How common is cursory curiosity? Perhaps I should define what I mean by that. Essentially, every day we have questions that we need answered quickly and simply. Modern technology is amazing for that, for example you need to spell antidisestablishmentarianism, auto correct corrects your spelling, but technically that was a tiny question. Cursory curiosity would be to accept that tiny question is answered and move on. I find it next to impossible to do that, I need to know more; at the very least, I would need to know where the word comes from.

So how common is it to accept the instant answer and move on and how has that changed with the rise of technology? My instinct is that it is worryingly common. In the old days if you had needed to find the spelling of a word you would have gone to your dictionary and looked it up. You would have been forced to put more consideration into using that word. Now you can throw it into a sentence whenever you want to.

OK that’s not bad with words but what about opinions or views. For example, I’m wondering if W.G. Grace is the best cricketer ever so I Google it. The first result page shows this: “William Gilbert “W. G.” Grace MRCS LRCP (18 July 1848 – 23 October 1915) was an English amateur cricketer who was important in the development of the sport and is widely considered one of its greatest-ever players.”. Good enough for me; he’s the best? Well not good enough for me but for how many people would it be good enough?

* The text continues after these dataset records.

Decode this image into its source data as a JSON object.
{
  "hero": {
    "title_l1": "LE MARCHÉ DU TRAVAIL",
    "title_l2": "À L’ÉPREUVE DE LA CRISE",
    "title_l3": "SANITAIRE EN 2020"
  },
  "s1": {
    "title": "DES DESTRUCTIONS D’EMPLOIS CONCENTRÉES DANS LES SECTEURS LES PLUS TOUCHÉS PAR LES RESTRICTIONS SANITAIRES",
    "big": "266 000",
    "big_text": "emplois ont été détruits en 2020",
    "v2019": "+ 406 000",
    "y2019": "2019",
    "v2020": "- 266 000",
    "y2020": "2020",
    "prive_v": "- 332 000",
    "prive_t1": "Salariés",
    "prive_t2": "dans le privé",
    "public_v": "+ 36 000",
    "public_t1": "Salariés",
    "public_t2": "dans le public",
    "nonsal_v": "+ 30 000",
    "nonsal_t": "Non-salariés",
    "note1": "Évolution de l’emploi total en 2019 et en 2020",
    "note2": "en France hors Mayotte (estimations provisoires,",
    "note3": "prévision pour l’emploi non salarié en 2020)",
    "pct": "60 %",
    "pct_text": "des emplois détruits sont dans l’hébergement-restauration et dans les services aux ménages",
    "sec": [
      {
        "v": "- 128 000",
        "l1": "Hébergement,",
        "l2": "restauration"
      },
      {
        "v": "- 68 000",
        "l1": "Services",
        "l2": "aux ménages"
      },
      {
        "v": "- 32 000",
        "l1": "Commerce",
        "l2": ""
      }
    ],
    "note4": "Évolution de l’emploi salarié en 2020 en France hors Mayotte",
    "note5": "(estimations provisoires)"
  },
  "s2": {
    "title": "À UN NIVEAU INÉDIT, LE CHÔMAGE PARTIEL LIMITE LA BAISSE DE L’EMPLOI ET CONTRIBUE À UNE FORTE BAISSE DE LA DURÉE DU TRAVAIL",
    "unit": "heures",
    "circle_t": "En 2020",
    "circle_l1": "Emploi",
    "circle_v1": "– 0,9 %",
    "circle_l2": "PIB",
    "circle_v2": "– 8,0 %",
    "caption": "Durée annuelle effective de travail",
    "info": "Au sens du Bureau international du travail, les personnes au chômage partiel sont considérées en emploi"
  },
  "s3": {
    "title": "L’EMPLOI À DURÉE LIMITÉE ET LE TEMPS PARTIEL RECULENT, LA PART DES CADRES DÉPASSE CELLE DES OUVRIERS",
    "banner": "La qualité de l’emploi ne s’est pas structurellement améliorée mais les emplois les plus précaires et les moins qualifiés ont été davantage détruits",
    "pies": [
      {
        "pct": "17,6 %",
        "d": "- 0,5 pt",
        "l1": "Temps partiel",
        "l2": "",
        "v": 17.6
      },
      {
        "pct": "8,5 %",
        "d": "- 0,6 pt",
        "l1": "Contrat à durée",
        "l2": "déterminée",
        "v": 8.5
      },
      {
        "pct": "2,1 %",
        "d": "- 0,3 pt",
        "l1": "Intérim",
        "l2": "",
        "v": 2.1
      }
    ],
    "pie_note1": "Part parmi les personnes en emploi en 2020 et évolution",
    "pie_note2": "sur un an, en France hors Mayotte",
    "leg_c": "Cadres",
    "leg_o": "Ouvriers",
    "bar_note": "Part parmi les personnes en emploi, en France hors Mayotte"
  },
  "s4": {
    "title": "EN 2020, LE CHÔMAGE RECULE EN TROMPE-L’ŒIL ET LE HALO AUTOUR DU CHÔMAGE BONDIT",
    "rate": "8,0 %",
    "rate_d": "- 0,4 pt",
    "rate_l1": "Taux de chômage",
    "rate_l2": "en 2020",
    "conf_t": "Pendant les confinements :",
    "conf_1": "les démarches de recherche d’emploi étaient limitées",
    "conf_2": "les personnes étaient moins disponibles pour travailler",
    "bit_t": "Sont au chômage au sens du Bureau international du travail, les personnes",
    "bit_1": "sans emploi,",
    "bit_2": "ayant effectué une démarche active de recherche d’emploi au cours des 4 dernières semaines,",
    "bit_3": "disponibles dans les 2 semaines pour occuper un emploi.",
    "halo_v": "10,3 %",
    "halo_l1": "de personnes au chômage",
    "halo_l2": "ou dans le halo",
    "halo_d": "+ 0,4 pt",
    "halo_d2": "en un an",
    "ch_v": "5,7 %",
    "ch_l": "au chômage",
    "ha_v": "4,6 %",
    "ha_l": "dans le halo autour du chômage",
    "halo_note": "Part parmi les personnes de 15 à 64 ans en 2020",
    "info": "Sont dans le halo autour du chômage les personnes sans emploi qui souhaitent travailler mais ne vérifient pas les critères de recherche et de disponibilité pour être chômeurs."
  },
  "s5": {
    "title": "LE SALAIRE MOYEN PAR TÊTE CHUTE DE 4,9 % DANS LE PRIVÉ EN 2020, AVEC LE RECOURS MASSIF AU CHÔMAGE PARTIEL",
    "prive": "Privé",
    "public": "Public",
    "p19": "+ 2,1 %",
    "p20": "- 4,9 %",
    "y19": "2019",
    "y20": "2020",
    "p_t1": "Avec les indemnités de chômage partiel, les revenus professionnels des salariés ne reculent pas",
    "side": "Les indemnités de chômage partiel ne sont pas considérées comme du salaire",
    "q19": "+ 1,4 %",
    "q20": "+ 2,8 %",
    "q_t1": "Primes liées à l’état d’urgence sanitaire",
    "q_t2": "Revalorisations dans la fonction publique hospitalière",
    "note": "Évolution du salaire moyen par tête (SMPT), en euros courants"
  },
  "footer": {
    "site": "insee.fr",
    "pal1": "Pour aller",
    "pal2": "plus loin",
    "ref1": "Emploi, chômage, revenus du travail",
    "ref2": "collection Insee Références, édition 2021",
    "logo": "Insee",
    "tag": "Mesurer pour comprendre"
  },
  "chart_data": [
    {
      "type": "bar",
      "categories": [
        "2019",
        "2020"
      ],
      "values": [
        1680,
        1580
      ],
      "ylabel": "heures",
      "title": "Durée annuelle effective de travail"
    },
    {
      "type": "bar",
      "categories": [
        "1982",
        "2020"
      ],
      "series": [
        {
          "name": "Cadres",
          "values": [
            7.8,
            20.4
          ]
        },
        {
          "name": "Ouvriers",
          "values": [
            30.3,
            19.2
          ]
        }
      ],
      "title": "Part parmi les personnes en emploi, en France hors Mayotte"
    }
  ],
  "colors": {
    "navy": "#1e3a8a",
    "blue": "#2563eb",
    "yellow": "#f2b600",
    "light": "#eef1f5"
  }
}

Obviously this gets a lot more dangerous when you mix in deliberate misinformation and ill-informed opinions with no filter online. At the moment there is a big push to get companies like Facebook to act as police for this, but they are very rightly resistant to this idea, it is only a short step to censorship. Perhaps what we should really be doing is focussing on reducing the prevalence of cursory curiosity. Educating people to always ask one more question, to never accept the simple answer.

What’s all this got to do with brands and advertising? Well, firstly and from a personal point of view I think my curiosity is why I enjoy my job, it is all about regularly learning completely new businesses. It is carte blanche to ask all sorts of questions. Secondly it is something that we should all keep in mind when creating communications because it is the only place where the rules don’t apply. People potentially don’t trust what we have to say, however, they do trust their peers. And the peers they turn to are probably those who are less cursory in their curiosity. Perhaps this is something we should factor into our plans, who and where are the curious people who might be peer hubs that others turn to? In the past it would have been traditional media, and the modern equivalent might be “influencers” but what about the quiet ones? The ones who get asked down the pub what they think, how do we talk to them?